BRIDGETOWN, KOMPAS.com - Barbados akan memutuskan hubungan dengan monarki Inggris.
Tetapi warisan masa lalu kolonial yang terkadang brutal ditambah dampak pandemi pada pariwisatanya menimbulkan tantangan besar bagi wilayah yang terletak pulau Karibia ini.
Dilansir AFP, Barbados memang akan menjadi republik paling baru di dunia.
Terkenal karena pantai dan kecintaan akan kriketnya, Barbados minggu ini akan menggantikan kepala negaranya, Ratu Elizabeth II, dengan wakilnya saat ini, Gubernur Jenderal Sandra Mason.
Upacara pada Senin malam hingga Selasa akan mencakup parade militer dan perayaan saat Mason dilantik sebagai presiden.
Pangeran Charles, pewaris takhta Inggris, dikabarkan akan turut. menyaksikan.
Era baru ini telah memicu perdebatan di antara 285.000 populasi selama berabad-abad pengaruh Inggris, termasuk lebih dari 200 tahun perbudakan hingga 1834, dan Barbados akhirnya merdeka pada 1966.
"Sebagai seorang gadis muda, ketika saya mendengar tentang ratu, saya akan sangat senang," kata Sharon Bellamy-Thompson, 50, seorang penjual ikan di ibu kota Bridgetown.
Ia ingat saat berusia sekitar delapan tahun, ia melihat ratu dalam sebuah kunjungan.
"Seiring bertambahnya usia, saya mulai bertanya-tanya apa arti ratu ini bagi saya dan bangsa saya.

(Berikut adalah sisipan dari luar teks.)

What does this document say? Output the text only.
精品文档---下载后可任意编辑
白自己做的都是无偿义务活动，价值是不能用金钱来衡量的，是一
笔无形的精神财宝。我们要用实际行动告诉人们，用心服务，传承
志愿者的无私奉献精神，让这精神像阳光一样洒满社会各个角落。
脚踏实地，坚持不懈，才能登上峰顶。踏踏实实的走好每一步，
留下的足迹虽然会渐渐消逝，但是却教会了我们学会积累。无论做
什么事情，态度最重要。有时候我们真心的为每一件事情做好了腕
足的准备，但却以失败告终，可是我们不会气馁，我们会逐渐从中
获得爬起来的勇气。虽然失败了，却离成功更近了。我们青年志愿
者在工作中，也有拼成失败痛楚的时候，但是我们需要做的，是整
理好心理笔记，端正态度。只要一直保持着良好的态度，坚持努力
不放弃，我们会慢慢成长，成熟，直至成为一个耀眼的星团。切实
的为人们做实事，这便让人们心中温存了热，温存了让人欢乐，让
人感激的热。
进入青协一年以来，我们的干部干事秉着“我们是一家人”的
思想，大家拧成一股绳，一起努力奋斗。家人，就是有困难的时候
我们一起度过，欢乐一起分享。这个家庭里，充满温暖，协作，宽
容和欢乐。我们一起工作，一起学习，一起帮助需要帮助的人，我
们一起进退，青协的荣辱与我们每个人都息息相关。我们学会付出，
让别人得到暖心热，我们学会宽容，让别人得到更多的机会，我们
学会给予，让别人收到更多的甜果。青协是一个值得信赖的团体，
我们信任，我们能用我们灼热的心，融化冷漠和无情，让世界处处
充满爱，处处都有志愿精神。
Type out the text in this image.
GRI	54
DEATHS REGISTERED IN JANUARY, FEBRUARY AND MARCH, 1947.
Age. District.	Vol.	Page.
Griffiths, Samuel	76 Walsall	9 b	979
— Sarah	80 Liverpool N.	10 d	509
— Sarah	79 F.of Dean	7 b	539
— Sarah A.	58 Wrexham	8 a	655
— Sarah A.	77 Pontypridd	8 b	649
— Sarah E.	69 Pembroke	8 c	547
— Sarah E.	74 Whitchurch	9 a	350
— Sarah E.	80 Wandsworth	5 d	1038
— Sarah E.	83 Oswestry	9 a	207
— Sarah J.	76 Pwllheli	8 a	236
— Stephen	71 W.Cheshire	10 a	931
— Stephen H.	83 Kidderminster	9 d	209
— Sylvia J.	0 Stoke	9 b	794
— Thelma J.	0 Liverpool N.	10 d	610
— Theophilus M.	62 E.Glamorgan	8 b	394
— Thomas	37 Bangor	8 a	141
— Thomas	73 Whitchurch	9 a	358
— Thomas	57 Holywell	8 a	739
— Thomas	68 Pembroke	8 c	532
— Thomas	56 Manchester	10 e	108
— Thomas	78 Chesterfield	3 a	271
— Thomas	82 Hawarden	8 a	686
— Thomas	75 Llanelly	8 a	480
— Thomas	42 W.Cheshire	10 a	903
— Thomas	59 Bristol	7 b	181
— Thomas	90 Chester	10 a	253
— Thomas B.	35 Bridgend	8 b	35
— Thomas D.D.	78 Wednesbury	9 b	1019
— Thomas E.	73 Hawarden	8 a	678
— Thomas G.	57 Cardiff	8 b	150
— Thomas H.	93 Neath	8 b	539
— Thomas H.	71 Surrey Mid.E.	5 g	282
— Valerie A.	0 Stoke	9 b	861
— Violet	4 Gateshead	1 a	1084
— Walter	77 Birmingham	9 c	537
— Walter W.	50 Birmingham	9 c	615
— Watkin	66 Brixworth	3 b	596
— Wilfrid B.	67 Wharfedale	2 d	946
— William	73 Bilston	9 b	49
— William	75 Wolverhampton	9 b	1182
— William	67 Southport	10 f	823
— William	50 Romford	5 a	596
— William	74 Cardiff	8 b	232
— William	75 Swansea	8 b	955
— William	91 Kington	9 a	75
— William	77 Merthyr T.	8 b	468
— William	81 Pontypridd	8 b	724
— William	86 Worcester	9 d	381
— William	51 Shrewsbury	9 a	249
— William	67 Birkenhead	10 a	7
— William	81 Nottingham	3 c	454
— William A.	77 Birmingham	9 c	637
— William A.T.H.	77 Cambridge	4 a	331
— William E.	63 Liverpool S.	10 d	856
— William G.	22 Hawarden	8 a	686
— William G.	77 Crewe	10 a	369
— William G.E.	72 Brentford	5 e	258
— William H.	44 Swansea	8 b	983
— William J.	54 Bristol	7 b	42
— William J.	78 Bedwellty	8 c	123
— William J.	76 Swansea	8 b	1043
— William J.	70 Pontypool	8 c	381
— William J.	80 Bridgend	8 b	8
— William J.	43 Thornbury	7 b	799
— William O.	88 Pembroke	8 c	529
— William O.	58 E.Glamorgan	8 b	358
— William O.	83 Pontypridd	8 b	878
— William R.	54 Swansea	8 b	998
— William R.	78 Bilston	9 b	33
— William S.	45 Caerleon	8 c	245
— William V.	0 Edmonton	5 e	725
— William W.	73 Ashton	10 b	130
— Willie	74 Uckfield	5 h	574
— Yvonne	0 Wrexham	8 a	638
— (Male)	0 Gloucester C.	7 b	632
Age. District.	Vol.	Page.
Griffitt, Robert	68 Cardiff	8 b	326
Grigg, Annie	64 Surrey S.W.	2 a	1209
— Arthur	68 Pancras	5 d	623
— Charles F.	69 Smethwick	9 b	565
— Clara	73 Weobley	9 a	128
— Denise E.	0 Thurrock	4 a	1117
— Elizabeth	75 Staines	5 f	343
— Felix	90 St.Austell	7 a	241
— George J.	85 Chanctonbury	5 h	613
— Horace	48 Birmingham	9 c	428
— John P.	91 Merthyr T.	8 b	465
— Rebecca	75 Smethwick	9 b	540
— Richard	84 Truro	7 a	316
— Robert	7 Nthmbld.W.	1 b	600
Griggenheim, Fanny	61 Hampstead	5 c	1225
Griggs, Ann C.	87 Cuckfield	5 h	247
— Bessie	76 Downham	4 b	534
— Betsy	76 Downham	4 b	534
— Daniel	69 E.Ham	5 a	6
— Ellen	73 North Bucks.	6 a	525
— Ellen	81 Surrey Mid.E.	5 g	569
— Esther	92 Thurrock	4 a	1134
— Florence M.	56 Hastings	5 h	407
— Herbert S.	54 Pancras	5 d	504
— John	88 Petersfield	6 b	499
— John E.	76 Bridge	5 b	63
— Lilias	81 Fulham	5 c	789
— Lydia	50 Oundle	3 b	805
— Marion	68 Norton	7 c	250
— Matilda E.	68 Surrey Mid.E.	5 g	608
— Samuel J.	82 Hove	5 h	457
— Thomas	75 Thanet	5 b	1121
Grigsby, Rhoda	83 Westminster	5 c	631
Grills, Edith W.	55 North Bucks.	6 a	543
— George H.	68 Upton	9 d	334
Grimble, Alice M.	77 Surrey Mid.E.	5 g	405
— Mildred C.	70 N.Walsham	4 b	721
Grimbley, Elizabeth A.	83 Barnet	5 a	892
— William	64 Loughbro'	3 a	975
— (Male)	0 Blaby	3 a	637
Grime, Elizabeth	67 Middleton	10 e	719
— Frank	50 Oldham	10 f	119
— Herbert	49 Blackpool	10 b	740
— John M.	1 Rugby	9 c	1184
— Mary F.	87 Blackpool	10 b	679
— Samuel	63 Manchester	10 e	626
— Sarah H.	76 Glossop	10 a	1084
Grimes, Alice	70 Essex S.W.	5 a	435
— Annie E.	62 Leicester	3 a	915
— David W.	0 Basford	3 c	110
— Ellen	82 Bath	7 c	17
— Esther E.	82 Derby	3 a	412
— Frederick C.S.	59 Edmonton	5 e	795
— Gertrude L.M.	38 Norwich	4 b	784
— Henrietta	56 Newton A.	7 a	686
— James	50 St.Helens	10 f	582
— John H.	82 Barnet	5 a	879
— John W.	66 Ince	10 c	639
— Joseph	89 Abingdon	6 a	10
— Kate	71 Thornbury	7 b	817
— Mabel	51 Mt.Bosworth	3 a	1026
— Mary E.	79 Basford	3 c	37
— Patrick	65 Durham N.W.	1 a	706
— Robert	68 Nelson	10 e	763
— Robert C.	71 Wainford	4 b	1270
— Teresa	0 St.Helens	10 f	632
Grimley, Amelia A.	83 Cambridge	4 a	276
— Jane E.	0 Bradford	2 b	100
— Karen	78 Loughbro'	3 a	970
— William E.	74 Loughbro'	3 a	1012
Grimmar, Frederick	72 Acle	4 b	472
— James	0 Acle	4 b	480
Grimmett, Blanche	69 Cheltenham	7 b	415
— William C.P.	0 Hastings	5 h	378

Itu tidak masuk akal," katanya.
"Memiliki presiden wanita Barbados akan luar biasa," tambahnya.
Bagi aktivis muda seperti Firhaana Bulbulia, pendiri Asosiasi Muslim Barbados, kolonialisme dan perbudakan Inggris berada di balik ketidaksetaraan modern di pulau itu.
"Kesenjangan kekayaan, kemampuan untuk memiliki tanah, dan bahkan akses ke pinjaman dari bank, semuanya berkaitan dengan struktur yang dibangun di bawah kekuasaan Inggris," kata Bulbulia.
"Rantai (perbudakan) sebenarnya telah putus dan kami tidak lagi memakainya, tetapi rantai mental terus bertahan dalam pola pikir kami," tambahnya.
Pada bulan Oktober, Barbados memilih Mason untuk menjadi presiden pertamanya, satu tahun setelah Perdana Menteri Mia Mottley menyatakan bahwa negara itu akan "sepenuhnya" meninggalkan masa lalu kolonialnya.
Tetapi beberapa orang Barbados berpendapat ada masalah nasional yang lebih mendesak, termasuk gejolak ekonomi yang disebabkan oleh pandemi Covid-19.
Ada pula ketergantungan yang berlebihan pada pariwisata, yang ironisnya, bergantung pada pengunjung Inggris.
Ketenangan yang menakutkan di Bridgetown yang biasanya ramai, jumlah yang sedikit di tempat-tempat wisata populer, dan pemandangan kehidupan malam yang mati, dialami Barbados.
Pengangguran hampir mencapai 16 persen, naik dari sembilan persen dalam beberapa tahun terakhir.
Ini terjadi meskipun pinjaman pemerintah meningkat tajam untuk mendanai proyek-proyek sektor publik dan menciptakan lapangan kerja.
Negara ini baru saja melonggarkan jam malam Covid yang sudah berlangsung lama, mendorongnya kembali dari jam 9.00 malam hingga tengah malam.
Pemimpin oposisi Uskup Joseph Atherley mengatakan perayaan minggu ini di antara para pejabat sebagian besar tidak akan dapat diakses oleh orang biasa.
"Meningkatnya jumlah kasus Covid, meningkatnya rasa stres dan ketakutan. Saya hanya tidak berpikir bahwa ini adalah waktu yang tepat," tambahnya.
Meski begitu, akhir dari pemerintahan ratu dipandang oleh beberapa orang sebagai langkah yang diperlukan menuju perbaikan keuangan.